Last year I read and was disturbed by I Howard Marshall's Beyond the Bible: Moving from Scripture to Theology. In this short book, Professor Marshall attempts to offer guidance for the task of applying scriptural insight to contemporary issues.
What I found disturbing, though, was that the book seems to give us a hermeneutic which allows us to reinterpret the teaching of Scripture so that at times it says something far different from what it originally said and meant.
The reinterpretation seems to allow us to say what Jesus or Paul would have said, or should have said, had they lived today. What a shame that they were not free to say what God had intended!
Some time before I had read William Webb's Slaves, Women & Homosexuals: Exploring the Hermeneutics of Cultural Analysis,which also seems to allow us a way of avoiding some of what the Bible teaches by envisioning where it was leading.
So I was interested to read Four Views on Moving Beyond the Bible to Theology, which interacts with Marshall's book and includes chapters by William Webb, Walter Kaiser, Daniel Doriani and Kevin Vanhoozer.
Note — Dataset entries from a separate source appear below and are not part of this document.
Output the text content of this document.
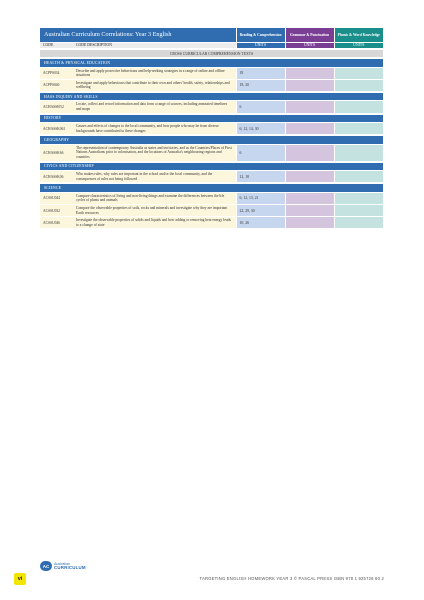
Australian Curriculum Correlations: Year 3 English		Reading & Comprehension	Grammar & Punctuation	Phonic & Word Knowledge
CODE	CODE DESCRIPTION	UNITS	UNITS	UNITS
CROSS CURRICULAR COMPREHENSION TEXTS				
HEALTH & PHYSICAL EDUCATION				
ACPPS034	Describe and apply protective behaviours and help-seeking strategies in a range of online and offline situations	18		
ACPPS040	Investigate and apply behaviours that contribute to their own and others' health, safety, relationships and wellbeing	18, 20		
HASS INQUIRY AND SKILLS				
ACHASSI052	Locate, collect and record information and data from a range of sources, including annotated timelines and maps	6		
HISTORY				
ACHASSK061	Causes and effects of changes to the local community, and how people who may be from diverse backgrounds have contributed to these changes	6, 12, 14, 30		
GEOGRAPHY				
ACHASSK66	The representation of contemporary Australia as states and territories, and as the Countries/Places of First Nations Australians prior to colonisation, and the locations of Australia's neighbouring regions and countries	6		
CIVICS AND CITIZENSHIP				
ACHASSK06	Who makes rules, why rules are important in the school and/or the local community, and the consequences of rules not being followed	12, 18		
SCIENCE				
ACSSU044	Compare characteristics of living and non-living things and examine the differences between the life cycles of plants and animals	6, 12, 13, 21		
ACSSU032	Compare the observable properties of soils, rocks and minerals and investigate why they are important Earth resources	22, 29, 30		
ACSSU046	Investigate the observable properties of solids and liquids and how adding or removing heat energy leads to a change of state	10, 26		
AC	Australian
CURRICULUM
vi	TARGETING ENGLISH HOMEWORK YEAR 3 © PASCAL PRESS ISBN 978 1 925726 60 2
I haven't finished this book yet, but again find Webb's contributions unsatisfying. Kaiser's principlizing model does seem also give modern readers an out whereby we can find the principle behind what Scripture says, but deny the apparent original force of its teaching.
Kaiser may use this method to rewrite what the Bible appears to teach on the roles of men and women and women's ministry, but others could easily take it further to white out other teachings which are found objectionable by Twenty-first Century folk.
Daniel Doriani's chapter is refreshing and encouraging and shows how we can "go beyond the Bible" without departing from its teachings: we can find principles for living today which were not originally addressed in the Bible, but which do not contradict the old book, but can be shown to be in harmony with it.
Dr Doriani points out that we can learn from narrative in the Bible, as well as from commands, promises and warnings. It has often been said that we shouldn't make doctrine out of narrative. Yet, the Bible is a narrative.
He says that the characters in the Bible and the stories are intended teach us what to do and what not to do. Sometimes the narrator tells us whether the character or story is intended as a good or bad example.
Where the narrator does not tell us, we can compare the passage with the rest of what the writer presents as positive or negative, or go further by reading what the rest of Holy Scripture has to say.